In any given constitutional regime, the forms of unamendability may be of either temporary or indefinite duration. For example, formal substantive unamendability may be entrenched temporarily, as we see in the United States Constitution,[84] or indefinitely, as we see in the German Basic Law,[85] subject of course to revision, replacement or revolution.[86] Likewise, formal procedural unamendability may be entrenched temporarily or indefinitely. A constitutional text may disable its formal amendment rules on procedural grounds for the duration of the regime, which is reflected in the Mexican Constitution,[87] or for a more limited period of time, a strategy the Cape Verdean Constitution illustrates by prohibiting formal amendment for 5 years after its coming-into-force.[88]Informal substantive and procedural unamendability may similarly be temporary or indefinite. A national high court could, for instance, interpret the constitution as anchored in inviolable unwritten principles that are immune from formal amend- ment—thereby entrenching informal substantive unamendability—but this decision is susceptible to refinement or reversal by a successor court. With regard to informal procedural unamendability, the political climate that gives rise to unamendability need not necessarily be permanent. It may evolve to either assuage or exacerbate the social, cultural, and economic conditions that have generated the political intractability that had given rise to informal procedural unamendability to begin with.
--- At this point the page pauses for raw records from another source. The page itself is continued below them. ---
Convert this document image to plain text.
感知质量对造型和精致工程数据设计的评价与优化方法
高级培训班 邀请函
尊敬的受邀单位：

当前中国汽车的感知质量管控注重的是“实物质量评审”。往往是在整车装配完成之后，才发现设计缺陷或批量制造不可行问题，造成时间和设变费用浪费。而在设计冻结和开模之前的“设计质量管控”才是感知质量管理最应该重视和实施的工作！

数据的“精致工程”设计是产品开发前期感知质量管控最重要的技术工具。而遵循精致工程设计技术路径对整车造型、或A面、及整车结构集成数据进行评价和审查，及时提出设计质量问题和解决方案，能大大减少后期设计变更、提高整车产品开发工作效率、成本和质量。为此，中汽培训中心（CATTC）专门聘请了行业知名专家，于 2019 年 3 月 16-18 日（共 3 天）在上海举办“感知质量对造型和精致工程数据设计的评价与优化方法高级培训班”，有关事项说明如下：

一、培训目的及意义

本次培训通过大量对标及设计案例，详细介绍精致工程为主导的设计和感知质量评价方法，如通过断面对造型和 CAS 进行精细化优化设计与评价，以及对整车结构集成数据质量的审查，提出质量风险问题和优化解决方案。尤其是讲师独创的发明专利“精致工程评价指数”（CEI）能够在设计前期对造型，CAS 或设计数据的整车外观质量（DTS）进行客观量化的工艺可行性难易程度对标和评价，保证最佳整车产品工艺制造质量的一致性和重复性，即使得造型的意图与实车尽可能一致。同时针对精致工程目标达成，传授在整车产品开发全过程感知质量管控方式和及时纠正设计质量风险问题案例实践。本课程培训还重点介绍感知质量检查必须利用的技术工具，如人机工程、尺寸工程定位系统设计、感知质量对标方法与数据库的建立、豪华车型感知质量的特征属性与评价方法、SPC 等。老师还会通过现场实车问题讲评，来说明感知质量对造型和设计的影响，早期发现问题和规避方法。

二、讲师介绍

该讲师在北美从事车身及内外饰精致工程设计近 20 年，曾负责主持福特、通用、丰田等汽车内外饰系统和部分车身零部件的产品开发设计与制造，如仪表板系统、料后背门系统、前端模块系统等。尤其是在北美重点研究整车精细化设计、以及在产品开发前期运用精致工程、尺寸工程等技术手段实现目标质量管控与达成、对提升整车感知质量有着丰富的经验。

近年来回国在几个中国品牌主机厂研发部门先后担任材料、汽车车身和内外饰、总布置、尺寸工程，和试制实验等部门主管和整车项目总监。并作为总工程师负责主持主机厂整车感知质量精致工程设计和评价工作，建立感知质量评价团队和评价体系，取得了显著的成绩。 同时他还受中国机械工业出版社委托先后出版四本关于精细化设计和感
This classification we have proposed has an important limitation of its own.
The distinction between substance and procedure is not as clear as it might seem because substantive restrictions on formal amendment are often cast in procedural terms. Consider again the Mexican Constitution, which disables its formal amendment rules as to the entire Constitution in the event of rebellion. We have characterized this as an example of formal procedural unamendability because it entrenches a textual rule invalidating formal amendments affected during rebellion and does not expressly insulate the subject matter of a constitutional provision from formal amendment. Yet, we could alternatively characterize this prohibition as an example of formal substantive unamendability insofar as its actual though implicit purpose is to protect the content of the Constitution. The substance-process divide is thus less definitive than the classification suggests.Nonetheless, this classification is modestly useful because it complicates our understanding of unamendability. It demonstrates that unamendability may be textually entrenched or informally derived, and that it may concern the content of a constitutional rule or the process by which it may be altered. This classification moreover illustrates that a procedural limitation on formal amendment may conceal a substantive prohibition. In addition, this classification questions whether temporality should be a dominant category in defining the forms of unamendability. The result may admittedly raise more questions than answers, but it brings us closer to understanding how unamendability becomes entrenched in a constitutional regime.